PRIMO PIATTO DELLA TRADIZIONE TERAMANA

Pasta fatta in casa: i pappicci
I pappicci, pasta fatta in casa acqua e farina

I pappicci (o papicci) sono una pasta fatta in casa tipica della zona di Teramo. Il teramano è famoso per la tradizione culinaria, in particolare per i tanti e gustosi primi piatti. Abbiamo dedicato un lungo approfondimento alle note Virtù che si mangiano il primo maggio.

Questa pasta fatta in casa, i pappicci, è fatta di solo acqua e farina, senza uovo. Si mangiano solitamente con un sugo ricco, magari di salsiccia, oppure in bianco con fave e guanciale. C’è chi però li abbina ai legumi, tipo le ‘sagne’ fatte a minestra.

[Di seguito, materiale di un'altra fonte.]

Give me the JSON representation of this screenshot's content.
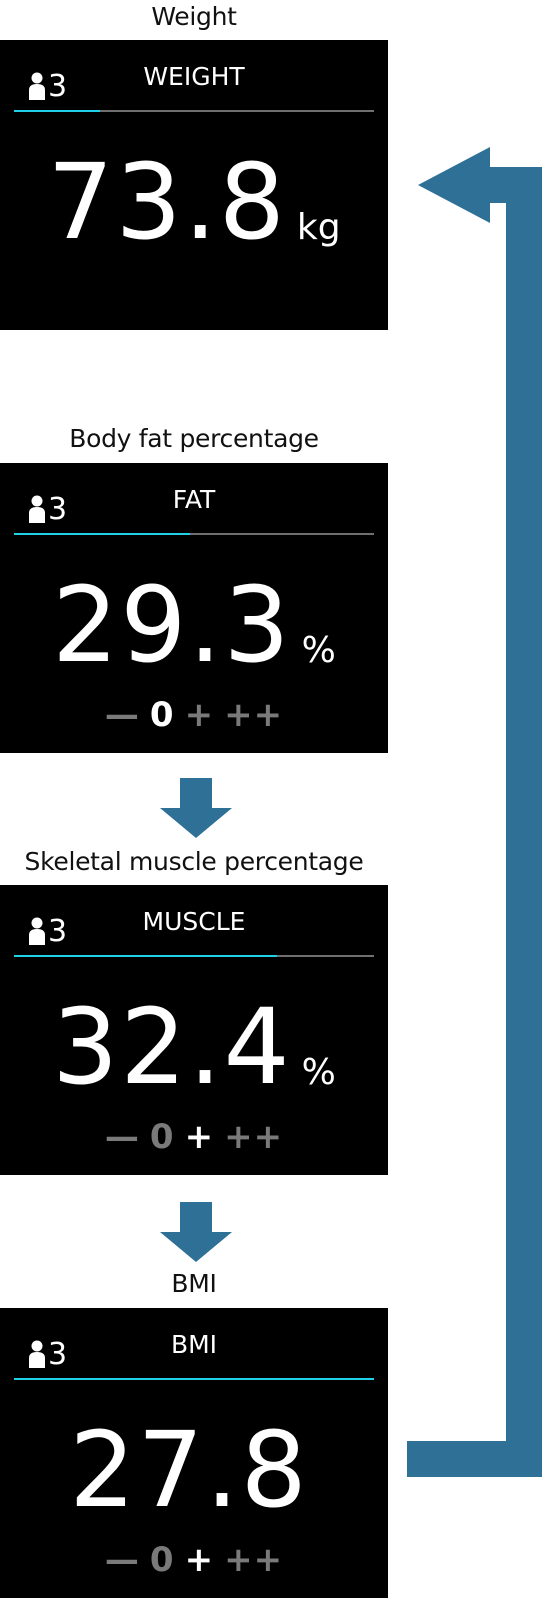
{
  "colors": {
    "screen_bg": "#000000",
    "accent": "#1fd0e6",
    "track": "#6f6f6f",
    "inactive_rating": "#7a7a7a",
    "flow_arrow": "#2e7096"
  },
  "user_icon": "person-icon",
  "screens": [
    {
      "caption": "Weight",
      "user_number": "3",
      "label": "WEIGHT",
      "progress": 0.24,
      "value": "73.8",
      "unit": "kg",
      "rating": null
    },
    {
      "caption": "Body fat percentage",
      "user_number": "3",
      "label": "FAT",
      "progress": 0.49,
      "value": "29.3",
      "unit": "%",
      "rating": {
        "options": [
          "—",
          "0",
          "+",
          "++"
        ],
        "active_index": 1
      }
    },
    {
      "caption": "Skeletal muscle percentage",
      "user_number": "3",
      "label": "MUSCLE",
      "progress": 0.73,
      "value": "32.4",
      "unit": "%",
      "rating": {
        "options": [
          "—",
          "0",
          "+",
          "++"
        ],
        "active_index": 2
      }
    },
    {
      "caption": "BMI",
      "user_number": "3",
      "label": "BMI",
      "progress": 1.0,
      "value": "27.8",
      "unit": "",
      "rating": {
        "options": [
          "—",
          "0",
          "+",
          "++"
        ],
        "active_index": 2
      }
    }
  ]
}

Un piatto, quindi, della tradizione povera e contadina. Un tempo era tra gli alimenti dati alle purpere, perché ben condito e ricostituente.

Ovviamente ne esistono tante varianti: questa è la versione della nostra Serenella Deli, chef originaria di Campotosto (L’Aquila). E proprio nella località sui Monti della Laga, non lontano quindi da Teramo, Serenella ha appreso a fare i pappicci direttamente dalle mani di una signora teramana.

La videoricetta dei pappicci

Ingredienti per due porzioni

  • 2 salsicce (senza il budello)
  • sugo di pomodoro
  • pecorino abruzzese
  • olio evo
  • santoreggia selvatica (o altra erba fresca timo, maggiorana, origano)
  • 1 bicchiere di farina di solina
  • 2 bicchieri di farina zero
  • acqua q.b.

Preparazione della pasta fatta in casa

Si fa come sempre una fontana con le farine e nel buco al centro si aggiunge l’acqua, a poco a poco. Poi si impasta e si lavora finché il composto non diventa liscio e omogeneo. Si lascia riposare. Poi si stende con il mattarello. Si ricavano con il coltello strisce lunghe circa 5 centimetri, larghe 1 centimetro e mezzo. Questa pasta andrebbe fatta spessa, ma poi dipende da come piace di più. Si mette un po’ di farina di semola in mezzo per non farle attaccare.

Preparazione del sugo

Prima si toglie il budello alle salsicce e si ricavano delle palline, tipo polpettine. Si mettono a rosolare, appena appena, in una padella, rigirandole. Poi si aggiunge il sugo di pomodoro e quindi la santoreggia, oppure altra erba fresca.

Se i pappicci sono spessi avranno bisogno di un po’ più di tempo in cotturra in acqua, altrimenti serve davvero poco.

Appena cotta la pasta, si scola e si aggiunge al sugo. Infine si impiatta con le polpettine di salsiccia e una spolverata di pecorino stagionato abruzzese.